In this collection of stories, Get Off My Lawn! 100 Annoying Habits of People ...in General, Valerian Ruminski expresses his annoyance by ranting about one hundred unbearable acts that we observe in modern society. He has described these habits in a satirical manner, adding a humorous tone to his writing. From the author's creativity in labeling these people as "ignorant fools," I could create a glossary of all his unique slang. In each story, he was able to coin a term that related to the scenario in question. By satirizing these nasty habits, he highlights some educational social problems, such as racism, religious conflict, pampered children, animal abuse, or the incorrect speech of the English language. Yet, some stories looked more like a cascade of invectives that came close enough to the brink of brutal criticism. The story "It's One or the Other" features people who wear socks with sandals, and the author harshly names them "fool[s] with a head injury." This seemed to lean more toward a censorious condemnation on personal preference than general social issues. The elderly typically sport this fashion, and I'm assuming that it could be either to hide their aged and worn-out feet or it could be a blood circulation problem where socks are needed to keep their feet warm.

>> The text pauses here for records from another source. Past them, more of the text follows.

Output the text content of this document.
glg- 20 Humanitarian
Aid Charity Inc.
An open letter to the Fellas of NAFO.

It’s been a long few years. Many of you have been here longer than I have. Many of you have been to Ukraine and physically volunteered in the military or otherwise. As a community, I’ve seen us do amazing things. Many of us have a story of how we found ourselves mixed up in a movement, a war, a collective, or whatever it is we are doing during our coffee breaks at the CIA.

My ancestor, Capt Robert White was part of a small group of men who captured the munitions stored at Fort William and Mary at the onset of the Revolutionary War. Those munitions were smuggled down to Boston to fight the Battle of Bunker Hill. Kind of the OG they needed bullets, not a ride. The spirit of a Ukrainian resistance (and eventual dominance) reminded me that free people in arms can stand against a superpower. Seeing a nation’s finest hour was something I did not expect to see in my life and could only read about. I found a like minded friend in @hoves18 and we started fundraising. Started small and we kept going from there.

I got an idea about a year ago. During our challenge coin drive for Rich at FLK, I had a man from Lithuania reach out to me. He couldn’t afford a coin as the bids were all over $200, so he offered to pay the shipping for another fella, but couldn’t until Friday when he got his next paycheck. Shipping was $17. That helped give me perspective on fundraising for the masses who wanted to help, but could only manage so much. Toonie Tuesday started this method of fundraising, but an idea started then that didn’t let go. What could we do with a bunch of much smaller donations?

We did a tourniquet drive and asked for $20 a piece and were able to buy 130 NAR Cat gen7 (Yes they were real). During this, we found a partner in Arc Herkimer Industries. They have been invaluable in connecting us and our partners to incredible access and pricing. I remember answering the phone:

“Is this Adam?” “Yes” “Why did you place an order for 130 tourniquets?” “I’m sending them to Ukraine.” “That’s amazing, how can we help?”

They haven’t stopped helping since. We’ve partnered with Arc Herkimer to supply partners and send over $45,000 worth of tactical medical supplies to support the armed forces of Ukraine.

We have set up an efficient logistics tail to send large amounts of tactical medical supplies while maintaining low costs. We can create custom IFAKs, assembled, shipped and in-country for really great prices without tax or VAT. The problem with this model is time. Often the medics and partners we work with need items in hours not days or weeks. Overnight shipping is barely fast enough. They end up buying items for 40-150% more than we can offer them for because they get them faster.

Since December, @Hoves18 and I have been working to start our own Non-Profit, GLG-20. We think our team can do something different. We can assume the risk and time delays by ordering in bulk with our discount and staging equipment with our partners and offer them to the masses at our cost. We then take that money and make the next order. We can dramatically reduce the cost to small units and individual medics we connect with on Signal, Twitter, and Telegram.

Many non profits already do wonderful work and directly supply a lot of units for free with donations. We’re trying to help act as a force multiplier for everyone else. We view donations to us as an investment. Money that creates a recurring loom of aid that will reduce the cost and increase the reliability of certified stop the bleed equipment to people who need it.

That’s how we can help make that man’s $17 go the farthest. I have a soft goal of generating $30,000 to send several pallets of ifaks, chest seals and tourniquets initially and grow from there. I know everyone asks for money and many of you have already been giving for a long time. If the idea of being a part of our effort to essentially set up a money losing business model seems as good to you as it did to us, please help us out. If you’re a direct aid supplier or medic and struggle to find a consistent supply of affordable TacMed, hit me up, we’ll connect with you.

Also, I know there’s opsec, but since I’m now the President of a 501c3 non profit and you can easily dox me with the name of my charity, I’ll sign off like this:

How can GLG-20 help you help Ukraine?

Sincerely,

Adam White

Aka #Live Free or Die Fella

If you are a person who is bothered by the sound of wood or metal scraping across the floor in a coffee shop, then just like me, you will find the story "Drag that Chair, Quasimodo" entertaining. "Steal Anything That's Free" criticized greed and how some people demolish their dignity by presenting kleptomaniac tendencies. However, I wasn't able to relate with the author's opinion from the "Ketchup with Those Fries" story where ketchup should be savored only with hamburgers and hot dogs. For me, this belief seemed a bit exaggerated.
I am not sensitive to the use of profanity in certain circumstances where it could shake and make a person conscious about the gravity of the problem, but the author's overuse of expletives made this read quite toxic. There are high chances of bumping into a story that you may find unpleasant regardless of your ethnicity, religion, or life principles. Thus, I will recommend it to fans of satire who don't feel attached to their own mindset or beliefs and to readers who appreciate the spread of education through a loosened tongue. Considering all the above, I would have rated this collection of stories with 2.5 stars; but I believe a score of 2 out of 4 stars is more appropriate for this satirical book.
This book appeared to be professionally edited, as I only noticed a few punctuation errors and misspellings which can be easily overlooked. However, I would have loved to see one hundred annoying habits of people which focuses on a more communal disorder effect on society than on the author's inflexibility towards other people's personal tastes or lifestyles. His technique of scornful writing seemed to easily slip towards a more judgemental viewpoint. A careful selection of the stories, slight detoxification of the language, and a more tolerable tone might bring this work closer to a perfect score.